Sept. 11 mastermind’s beard mystery solved: he dyes it with berries

GUANTANAMO BAY U.S. NAVAL BASE, Cuba,  (Reuters) – A ccused Sept. 11 mastermind Khalid Sheikh Mohammed has been tinting his beard red by rubbing it with fruit juice and crushed berries from his breakfast, a Pentagon spokesman said today.

Mohammed first showed up for his April arraignment hearing with his long, scraggly beard tinted a rusty red, and it remained dyed the same hue when he returned last week to the courtroom at the Guantanamo Bay U.S. Naval Base in Cuba.

That sparked a flurry of questions, since the rule book for the detention operation known as Joint Task Force Guantanamo, or JTF-GTMO, specifically prohibits prisoners from receiving hair dye because it can contain chemicals such as ammonia that could be used as a weapon.

Journalists asked whether someone had been smuggling contraband henna to Mohammed, who is held at a top-security camp whose very location on the Guantanamo base is kept secret. Henna is a plant often used to make hair dye.

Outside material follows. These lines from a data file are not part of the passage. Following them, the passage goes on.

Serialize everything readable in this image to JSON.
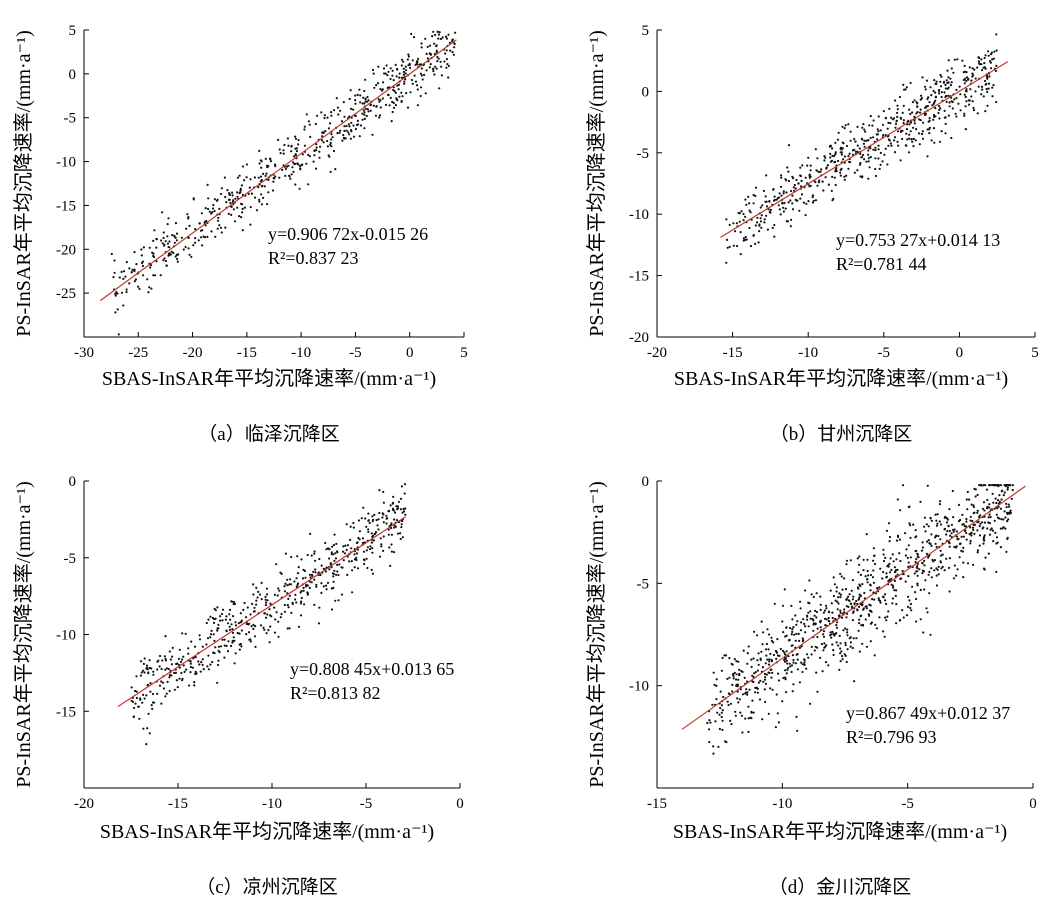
{
  "chart_data": [
    {
      "type": "scatter",
      "caption": "（a）临泽沉降区",
      "xlabel": "SBAS-InSAR年平均沉降速率/(mm·a⁻¹)",
      "ylabel": "PS-InSAR年平均沉降速率/(mm·a⁻¹)",
      "xlim": [
        -30,
        5
      ],
      "ylim": [
        -30,
        5
      ],
      "xticks": [
        -30,
        -25,
        -20,
        -15,
        -10,
        -5,
        0,
        5
      ],
      "yticks": [
        -25,
        -20,
        -15,
        -10,
        -5,
        0,
        5
      ],
      "equation": "y=0.906 72x-0.015 26",
      "r2": "R²=0.837 23",
      "fit": {
        "slope": 0.90672,
        "intercept": -0.01526,
        "x_range": [
          -28.5,
          4.3
        ]
      },
      "points": {
        "count": 650,
        "x_range": [
          -27.5,
          4.2
        ],
        "noise": 1.6
      },
      "marker_color": "#111111",
      "line_color": "#c0392b"
    },
    {
      "type": "scatter",
      "caption": "（b）甘州沉降区",
      "xlabel": "SBAS-InSAR年平均沉降速率/(mm·a⁻¹)",
      "ylabel": "PS-InSAR年平均沉降速率/(mm·a⁻¹)",
      "xlim": [
        -20,
        5
      ],
      "ylim": [
        -20,
        5
      ],
      "xticks": [
        -20,
        -15,
        -10,
        -5,
        0,
        5
      ],
      "yticks": [
        -20,
        -15,
        -10,
        -5,
        0,
        5
      ],
      "equation": "y=0.753 27x+0.014 13",
      "r2": "R²=0.781 44",
      "fit": {
        "slope": 0.75327,
        "intercept": 0.01413,
        "x_range": [
          -15.8,
          3.2
        ]
      },
      "points": {
        "count": 650,
        "x_range": [
          -15.5,
          2.5
        ],
        "noise": 1.3
      },
      "marker_color": "#111111",
      "line_color": "#c0392b"
    },
    {
      "type": "scatter",
      "caption": "（c）凉州沉降区",
      "xlabel": "SBAS-InSAR年平均沉降速率/(mm·a⁻¹)",
      "ylabel": "PS-InSAR年平均沉降速率/(mm·a⁻¹)",
      "xlim": [
        -20,
        0
      ],
      "ylim": [
        -20,
        0
      ],
      "xticks": [
        -20,
        -15,
        -10,
        -5,
        0
      ],
      "yticks": [
        -15,
        -10,
        -5,
        0
      ],
      "equation": "y=0.808 45x+0.013 65",
      "r2": "R²=0.813 82",
      "fit": {
        "slope": 0.80845,
        "intercept": 0.01365,
        "x_range": [
          -18.2,
          -2.9
        ]
      },
      "points": {
        "count": 600,
        "x_range": [
          -17.5,
          -2.9
        ],
        "noise": 1.1
      },
      "marker_color": "#111111",
      "line_color": "#c0392b"
    },
    {
      "type": "scatter",
      "caption": "（d）金川沉降区",
      "xlabel": "SBAS-InSAR年平均沉降速率/(mm·a⁻¹)",
      "ylabel": "PS-InSAR年平均沉降速率/(mm·a⁻¹)",
      "xlim": [
        -15,
        0
      ],
      "ylim": [
        -15,
        0
      ],
      "xticks": [
        -15,
        -10,
        -5,
        0
      ],
      "yticks": [
        -10,
        -5,
        0
      ],
      "equation": "y=0.867 49x+0.012 37",
      "r2": "R²=0.796 93",
      "fit": {
        "slope": 0.86749,
        "intercept": 0.01237,
        "x_range": [
          -14.0,
          -0.3
        ]
      },
      "points": {
        "count": 1000,
        "x_range": [
          -13.0,
          -0.8
        ],
        "noise": 1.2
      },
      "marker_color": "#111111",
      "line_color": "#c0392b"
    }
  ]
}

A Pentagon spokesman, Army Lieutenant Colonel Todd Breasseale, revealed the answer on Tuesday.

“I can confirm that Mr. Mohammed did not avail himself of any outside-the-JTF means to dye his beard but did craft his own natural means by which to do it,” Breasseale said, explaining the inmate used fruit juice and berries from breakfast.

He said he did not know Mohammed’s reasoning.

It is not uncommon for men in the Muslim world to dye their beards with henna, as the Prophet Mohammad is said to have done.

Or it could be a case of simple vanity. At age 47, the alleged architect of the hijacked plane attacks that killed 2,976 people has gone gray in the beard.